Near Oxford, England, a stalwart battalion stretches several miles across the landscape. It’s been there for centuries, rooted, quite literally, in the ground—the troops are oak trees. They guard Blenheim Palace, which was a gift to John Churchill, England’s first Duke of Marlborough. His forces defeated the French in 1704 during the War of Spanish Succession. Legend has it, the trees were planted en bataille, as if honoring Churchill’s victorious regiment, says photographer Simon Norfolk. He read the tale in a guidebook (though no hard evidence supports it).

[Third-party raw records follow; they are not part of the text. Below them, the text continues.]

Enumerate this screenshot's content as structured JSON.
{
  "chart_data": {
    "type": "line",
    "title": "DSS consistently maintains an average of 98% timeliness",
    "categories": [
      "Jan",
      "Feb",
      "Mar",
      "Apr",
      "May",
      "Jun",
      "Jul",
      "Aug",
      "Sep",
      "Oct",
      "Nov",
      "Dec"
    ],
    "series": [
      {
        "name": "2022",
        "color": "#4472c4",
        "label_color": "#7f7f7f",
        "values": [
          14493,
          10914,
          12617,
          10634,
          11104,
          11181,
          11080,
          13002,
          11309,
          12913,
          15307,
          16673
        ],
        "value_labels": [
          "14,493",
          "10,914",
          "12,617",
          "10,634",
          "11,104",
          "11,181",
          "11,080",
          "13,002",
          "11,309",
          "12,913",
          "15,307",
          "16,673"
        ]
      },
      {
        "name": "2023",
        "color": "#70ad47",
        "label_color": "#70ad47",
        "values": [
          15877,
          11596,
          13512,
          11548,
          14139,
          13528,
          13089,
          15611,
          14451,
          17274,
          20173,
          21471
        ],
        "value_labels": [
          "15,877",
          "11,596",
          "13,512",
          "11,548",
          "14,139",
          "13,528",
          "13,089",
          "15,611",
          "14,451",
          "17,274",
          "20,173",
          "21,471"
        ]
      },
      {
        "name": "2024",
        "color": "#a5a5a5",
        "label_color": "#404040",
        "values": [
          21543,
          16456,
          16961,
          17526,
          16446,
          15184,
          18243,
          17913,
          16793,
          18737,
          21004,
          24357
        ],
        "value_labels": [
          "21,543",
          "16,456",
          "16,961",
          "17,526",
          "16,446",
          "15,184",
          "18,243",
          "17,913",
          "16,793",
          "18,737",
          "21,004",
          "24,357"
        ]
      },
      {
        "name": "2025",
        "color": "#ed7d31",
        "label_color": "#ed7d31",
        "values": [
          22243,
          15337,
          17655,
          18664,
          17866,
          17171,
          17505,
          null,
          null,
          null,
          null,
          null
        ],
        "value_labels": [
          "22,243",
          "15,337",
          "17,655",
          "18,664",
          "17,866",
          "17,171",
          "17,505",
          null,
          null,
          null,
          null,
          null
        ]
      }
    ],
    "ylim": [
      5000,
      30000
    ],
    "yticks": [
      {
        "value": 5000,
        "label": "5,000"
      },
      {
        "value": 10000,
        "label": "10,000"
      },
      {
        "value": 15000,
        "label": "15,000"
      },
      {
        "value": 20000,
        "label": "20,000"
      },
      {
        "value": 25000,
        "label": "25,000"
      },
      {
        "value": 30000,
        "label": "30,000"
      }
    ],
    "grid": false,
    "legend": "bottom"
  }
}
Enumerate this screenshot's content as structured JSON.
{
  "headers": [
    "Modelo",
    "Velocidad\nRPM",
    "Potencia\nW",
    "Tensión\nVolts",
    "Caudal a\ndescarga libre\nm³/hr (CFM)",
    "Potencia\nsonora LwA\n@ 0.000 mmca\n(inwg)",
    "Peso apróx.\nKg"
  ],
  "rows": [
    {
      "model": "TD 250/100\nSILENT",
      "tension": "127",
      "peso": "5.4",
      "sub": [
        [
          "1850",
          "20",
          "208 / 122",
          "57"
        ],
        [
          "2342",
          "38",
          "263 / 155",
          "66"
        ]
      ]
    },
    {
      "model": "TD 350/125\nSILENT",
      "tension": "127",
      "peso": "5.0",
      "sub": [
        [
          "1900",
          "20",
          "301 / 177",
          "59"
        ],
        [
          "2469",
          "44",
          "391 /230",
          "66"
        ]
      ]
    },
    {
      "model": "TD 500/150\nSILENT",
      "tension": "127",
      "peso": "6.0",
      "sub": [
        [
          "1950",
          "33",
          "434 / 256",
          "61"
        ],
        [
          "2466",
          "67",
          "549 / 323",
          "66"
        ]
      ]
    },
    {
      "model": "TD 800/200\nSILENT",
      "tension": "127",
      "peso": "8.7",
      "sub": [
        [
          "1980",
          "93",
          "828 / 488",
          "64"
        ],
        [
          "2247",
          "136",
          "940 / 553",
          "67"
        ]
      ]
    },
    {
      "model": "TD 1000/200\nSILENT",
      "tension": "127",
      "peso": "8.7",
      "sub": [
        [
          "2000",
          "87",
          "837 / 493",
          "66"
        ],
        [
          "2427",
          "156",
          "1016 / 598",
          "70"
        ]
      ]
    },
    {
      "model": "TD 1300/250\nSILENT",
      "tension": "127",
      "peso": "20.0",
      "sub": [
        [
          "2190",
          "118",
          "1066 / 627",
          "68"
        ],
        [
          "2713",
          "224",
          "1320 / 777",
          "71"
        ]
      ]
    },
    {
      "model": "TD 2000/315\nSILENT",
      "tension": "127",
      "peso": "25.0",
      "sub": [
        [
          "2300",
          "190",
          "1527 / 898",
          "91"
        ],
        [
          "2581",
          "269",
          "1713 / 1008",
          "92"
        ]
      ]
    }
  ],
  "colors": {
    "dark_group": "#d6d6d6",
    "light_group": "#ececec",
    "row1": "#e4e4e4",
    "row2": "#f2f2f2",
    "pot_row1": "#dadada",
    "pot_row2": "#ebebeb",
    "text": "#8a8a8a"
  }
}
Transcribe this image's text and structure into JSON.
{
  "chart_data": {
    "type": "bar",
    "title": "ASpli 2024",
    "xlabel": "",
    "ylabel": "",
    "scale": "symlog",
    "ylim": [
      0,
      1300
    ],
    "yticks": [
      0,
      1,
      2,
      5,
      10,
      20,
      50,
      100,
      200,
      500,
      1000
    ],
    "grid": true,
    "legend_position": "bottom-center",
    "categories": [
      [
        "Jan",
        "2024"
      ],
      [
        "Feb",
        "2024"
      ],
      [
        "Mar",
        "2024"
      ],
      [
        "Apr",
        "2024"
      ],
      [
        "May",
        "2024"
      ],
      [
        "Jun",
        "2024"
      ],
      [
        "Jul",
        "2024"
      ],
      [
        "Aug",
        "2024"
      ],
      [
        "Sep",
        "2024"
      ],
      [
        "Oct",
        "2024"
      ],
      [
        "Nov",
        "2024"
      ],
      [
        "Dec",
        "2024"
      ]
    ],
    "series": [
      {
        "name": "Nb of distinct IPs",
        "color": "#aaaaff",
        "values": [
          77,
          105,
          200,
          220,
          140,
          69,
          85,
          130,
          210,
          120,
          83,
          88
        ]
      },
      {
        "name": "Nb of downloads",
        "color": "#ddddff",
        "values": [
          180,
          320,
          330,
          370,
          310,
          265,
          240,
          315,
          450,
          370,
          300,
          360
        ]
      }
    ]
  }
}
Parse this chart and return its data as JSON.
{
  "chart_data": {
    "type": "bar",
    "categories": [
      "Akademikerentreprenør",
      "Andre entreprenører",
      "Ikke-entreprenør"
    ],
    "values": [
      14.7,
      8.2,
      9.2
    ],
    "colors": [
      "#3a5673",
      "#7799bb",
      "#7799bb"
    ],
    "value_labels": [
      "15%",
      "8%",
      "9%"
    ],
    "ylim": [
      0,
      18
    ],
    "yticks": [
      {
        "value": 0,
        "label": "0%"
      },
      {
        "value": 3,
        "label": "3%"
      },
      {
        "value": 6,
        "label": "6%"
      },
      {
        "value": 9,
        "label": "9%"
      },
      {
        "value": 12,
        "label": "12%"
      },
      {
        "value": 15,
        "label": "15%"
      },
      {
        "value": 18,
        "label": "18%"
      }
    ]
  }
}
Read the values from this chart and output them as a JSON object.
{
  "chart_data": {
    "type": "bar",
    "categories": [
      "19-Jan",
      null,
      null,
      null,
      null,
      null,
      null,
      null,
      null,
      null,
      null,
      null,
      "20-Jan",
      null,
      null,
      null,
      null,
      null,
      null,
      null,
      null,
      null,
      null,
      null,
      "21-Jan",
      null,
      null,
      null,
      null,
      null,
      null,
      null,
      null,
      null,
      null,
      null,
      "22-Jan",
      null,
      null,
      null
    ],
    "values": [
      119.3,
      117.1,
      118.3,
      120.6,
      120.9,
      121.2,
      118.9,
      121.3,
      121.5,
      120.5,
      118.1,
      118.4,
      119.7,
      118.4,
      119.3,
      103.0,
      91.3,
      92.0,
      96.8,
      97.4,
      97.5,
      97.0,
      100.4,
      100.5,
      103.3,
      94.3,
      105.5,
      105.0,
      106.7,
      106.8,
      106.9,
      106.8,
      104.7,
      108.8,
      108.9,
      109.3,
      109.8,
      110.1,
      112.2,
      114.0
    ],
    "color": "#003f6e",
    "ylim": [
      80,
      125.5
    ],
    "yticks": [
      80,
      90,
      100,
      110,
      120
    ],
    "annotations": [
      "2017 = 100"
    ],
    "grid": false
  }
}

See this article's accompanying photo gallery
Norfolk shot the arboreal soldier above and several of its compatriots while on assignment for the Historic Houses Association’s 25th anniversary (the palace is a World Heritage Site). “I’m very interested in anything to do with military structures and military traces left on the landscape,” he says, and the phalanx of trees struck a chord. Coveted for their strength, “Oak trees were [once] the basis of the British Navy,” says Norfolk. “[They] were kind of like the Kevlar of their year.” But insatiable hunger for shipbuilding material in the early 19th century threatened England’s oak supply at a crucial time—during war with Napoleon. “Suddenly, Britain was naked,” he says. An effort to plant trees followed—and some of Blenheim’s oaks might have been donated as lumber—but by the time the saplings matured, ship construction required iron, not wood. The trees were thus left to nature.
To Norfolk, the palace’s oaks represent at once England’s great empire and its decline, “the last of the old vanguard still standing on the battlefield.” Encircled with ghostly Halloweenish fog (from a smoke bomb the photographer detonated) and starkly framed against an eerie twilight sky, the tree above writhes as if in pain, a circular hollow looking for all the world like a howling mouth. In autumn its twisted, leafless arms stretch toward—or in defiance of—heaven.